Maps rule the world. They inform and underpin some of the most crucial decisions that are made in society—but the world is moving so fast that maps everywhere get outdated quicker than any single player can update them. That’s where Mapillary comes in. We allow anyone, anywhere to update maps at scale, using nothing but cameras. We apply computer vision to street-level imagery to generate map data at scale so that people and organizations everywhere can build better maps.


We are looking for an intern to join our computer vision team at Mapillary. You will be working with a team of engineers and researchers with extensive experience in computer vision and deep learning.


The goal of the project is to develop methods for registering Mapillary’s street-level images with aerial images. 

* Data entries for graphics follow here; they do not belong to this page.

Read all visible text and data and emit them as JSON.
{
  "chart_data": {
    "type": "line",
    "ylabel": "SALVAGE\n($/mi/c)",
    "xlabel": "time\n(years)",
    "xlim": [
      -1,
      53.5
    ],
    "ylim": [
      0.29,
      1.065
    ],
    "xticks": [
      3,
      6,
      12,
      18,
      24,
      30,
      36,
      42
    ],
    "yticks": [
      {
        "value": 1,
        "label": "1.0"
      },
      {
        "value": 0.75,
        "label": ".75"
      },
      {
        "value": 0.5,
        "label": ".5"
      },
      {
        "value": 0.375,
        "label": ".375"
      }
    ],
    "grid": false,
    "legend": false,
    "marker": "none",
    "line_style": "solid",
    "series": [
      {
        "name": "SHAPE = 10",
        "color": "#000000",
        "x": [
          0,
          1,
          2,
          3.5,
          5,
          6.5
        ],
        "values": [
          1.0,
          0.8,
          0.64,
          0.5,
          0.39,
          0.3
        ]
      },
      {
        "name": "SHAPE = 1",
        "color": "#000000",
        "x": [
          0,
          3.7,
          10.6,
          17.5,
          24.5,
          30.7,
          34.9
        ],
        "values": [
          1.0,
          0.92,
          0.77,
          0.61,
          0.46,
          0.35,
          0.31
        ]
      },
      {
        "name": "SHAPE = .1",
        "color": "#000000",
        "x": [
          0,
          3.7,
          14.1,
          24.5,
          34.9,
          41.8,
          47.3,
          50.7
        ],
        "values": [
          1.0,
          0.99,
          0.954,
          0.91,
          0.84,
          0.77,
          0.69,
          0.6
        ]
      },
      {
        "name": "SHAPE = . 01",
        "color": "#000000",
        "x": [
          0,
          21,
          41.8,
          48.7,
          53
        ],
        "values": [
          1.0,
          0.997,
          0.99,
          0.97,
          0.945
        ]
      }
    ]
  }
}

Mapillary’s street-level images are tagged with their GPS positions. These positions are the only source of global positions available. The precision of the GPS varies between 1 and 30 meters depending on the device used and the capture conditions. Mapillary currently uses Structure from Motion to register multiple images of the same area together effectively fusing information from their GPS positions and reducing the location uncertainty. To improve the global positioning further, Aerial images can be used as an additional source of global positioning provided that one can register the ground images to them. Registering ground and aerial images is challenging because of the large change of perspective e.g. while we see building facades from the ground, we only see the roofs from the sky.


In this project, we will explore techniques based on deep learning and semantics to register ground and aerial images. These can include end-to-end methods that provide the registration given the images, and also methods exploiting the geometry and semantics of the scene to find correspondences between the two views.

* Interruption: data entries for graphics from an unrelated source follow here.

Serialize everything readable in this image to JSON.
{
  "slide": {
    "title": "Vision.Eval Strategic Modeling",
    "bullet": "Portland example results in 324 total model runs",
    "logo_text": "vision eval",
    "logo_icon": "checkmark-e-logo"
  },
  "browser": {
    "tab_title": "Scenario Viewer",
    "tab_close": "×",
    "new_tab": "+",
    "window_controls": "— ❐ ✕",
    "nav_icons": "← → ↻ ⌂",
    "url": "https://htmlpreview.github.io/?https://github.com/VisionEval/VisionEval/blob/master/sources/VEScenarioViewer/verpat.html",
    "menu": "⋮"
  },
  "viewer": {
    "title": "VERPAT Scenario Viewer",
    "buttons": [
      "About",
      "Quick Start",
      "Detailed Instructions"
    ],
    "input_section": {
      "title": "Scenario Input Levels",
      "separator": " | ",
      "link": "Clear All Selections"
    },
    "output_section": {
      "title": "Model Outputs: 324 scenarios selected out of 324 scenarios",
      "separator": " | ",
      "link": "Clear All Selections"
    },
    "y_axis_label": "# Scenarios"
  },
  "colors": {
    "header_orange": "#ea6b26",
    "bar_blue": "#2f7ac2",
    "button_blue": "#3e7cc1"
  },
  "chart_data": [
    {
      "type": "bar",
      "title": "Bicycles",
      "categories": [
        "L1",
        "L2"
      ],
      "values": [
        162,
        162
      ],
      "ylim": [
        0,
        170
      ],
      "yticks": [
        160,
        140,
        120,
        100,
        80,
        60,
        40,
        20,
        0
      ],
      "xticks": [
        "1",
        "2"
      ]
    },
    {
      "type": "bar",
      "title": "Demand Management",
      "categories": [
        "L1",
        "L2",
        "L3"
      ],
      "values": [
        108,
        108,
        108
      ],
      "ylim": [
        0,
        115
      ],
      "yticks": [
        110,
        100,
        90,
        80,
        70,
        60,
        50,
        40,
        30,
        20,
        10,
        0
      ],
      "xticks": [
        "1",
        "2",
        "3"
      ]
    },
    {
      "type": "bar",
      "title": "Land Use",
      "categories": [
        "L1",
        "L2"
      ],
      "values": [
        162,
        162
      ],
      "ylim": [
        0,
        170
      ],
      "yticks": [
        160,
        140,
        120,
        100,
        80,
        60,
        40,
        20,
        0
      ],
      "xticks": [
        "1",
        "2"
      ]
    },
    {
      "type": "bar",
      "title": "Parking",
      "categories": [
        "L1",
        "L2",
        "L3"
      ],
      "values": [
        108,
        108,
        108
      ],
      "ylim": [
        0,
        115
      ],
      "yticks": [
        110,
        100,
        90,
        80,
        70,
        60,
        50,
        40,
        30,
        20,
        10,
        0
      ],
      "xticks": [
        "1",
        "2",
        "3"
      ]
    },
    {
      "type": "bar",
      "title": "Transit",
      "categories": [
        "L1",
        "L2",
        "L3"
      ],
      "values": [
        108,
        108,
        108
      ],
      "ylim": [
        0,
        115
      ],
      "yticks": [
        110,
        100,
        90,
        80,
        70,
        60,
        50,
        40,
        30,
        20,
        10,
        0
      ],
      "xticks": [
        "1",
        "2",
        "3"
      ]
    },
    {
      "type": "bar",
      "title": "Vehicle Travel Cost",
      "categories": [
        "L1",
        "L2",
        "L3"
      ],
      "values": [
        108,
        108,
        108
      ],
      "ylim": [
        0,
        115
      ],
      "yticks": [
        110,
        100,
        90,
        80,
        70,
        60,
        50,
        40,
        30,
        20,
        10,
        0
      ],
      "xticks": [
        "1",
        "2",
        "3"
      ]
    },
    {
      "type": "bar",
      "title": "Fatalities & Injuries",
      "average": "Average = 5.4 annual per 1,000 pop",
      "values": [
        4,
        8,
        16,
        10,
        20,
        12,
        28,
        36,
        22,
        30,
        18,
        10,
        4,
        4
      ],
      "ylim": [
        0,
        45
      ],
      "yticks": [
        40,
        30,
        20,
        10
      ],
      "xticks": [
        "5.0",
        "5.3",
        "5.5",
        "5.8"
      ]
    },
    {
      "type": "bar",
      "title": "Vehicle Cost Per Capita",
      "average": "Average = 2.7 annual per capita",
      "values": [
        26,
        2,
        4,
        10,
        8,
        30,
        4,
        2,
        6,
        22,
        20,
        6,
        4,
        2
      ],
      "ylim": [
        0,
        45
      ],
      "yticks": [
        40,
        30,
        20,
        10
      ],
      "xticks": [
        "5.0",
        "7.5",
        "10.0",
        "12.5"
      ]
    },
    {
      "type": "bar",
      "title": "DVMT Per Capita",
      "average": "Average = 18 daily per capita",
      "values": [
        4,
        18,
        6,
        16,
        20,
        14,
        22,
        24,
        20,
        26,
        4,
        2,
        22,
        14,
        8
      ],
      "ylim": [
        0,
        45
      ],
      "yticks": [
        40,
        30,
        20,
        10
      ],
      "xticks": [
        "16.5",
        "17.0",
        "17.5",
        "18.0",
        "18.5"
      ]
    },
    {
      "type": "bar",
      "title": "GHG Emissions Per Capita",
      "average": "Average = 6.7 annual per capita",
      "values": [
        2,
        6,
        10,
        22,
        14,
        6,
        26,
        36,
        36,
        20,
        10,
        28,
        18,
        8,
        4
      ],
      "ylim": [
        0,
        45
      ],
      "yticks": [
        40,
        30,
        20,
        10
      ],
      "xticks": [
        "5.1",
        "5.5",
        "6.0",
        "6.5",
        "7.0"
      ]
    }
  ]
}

This is a challenging, unsolved problem and the result of the project can additionally lead to a publication in a high-impact computer vision conference.  


  • PhD student or MSc in computer science, computer vision or related fields, and have been working on deep learning or 3D reconstruction. 

  • Self-motivated and ready to lead project development  

  • Strong in python and C/C++, and experienced in PyTorch 

  • Previous publications in any of CVPR, ICCV, ECCV, NeurIPS, ICML is a plus. 

The internship period is 3 months with the possibility to extend if needed. When you apply, please include your CV and a short description about of previous works e.g. links to your Github account or papers. 


We're a remote first company—you can apply to this position from anywhere in the world. Become part of our mission for helping others to visualize and understand the world!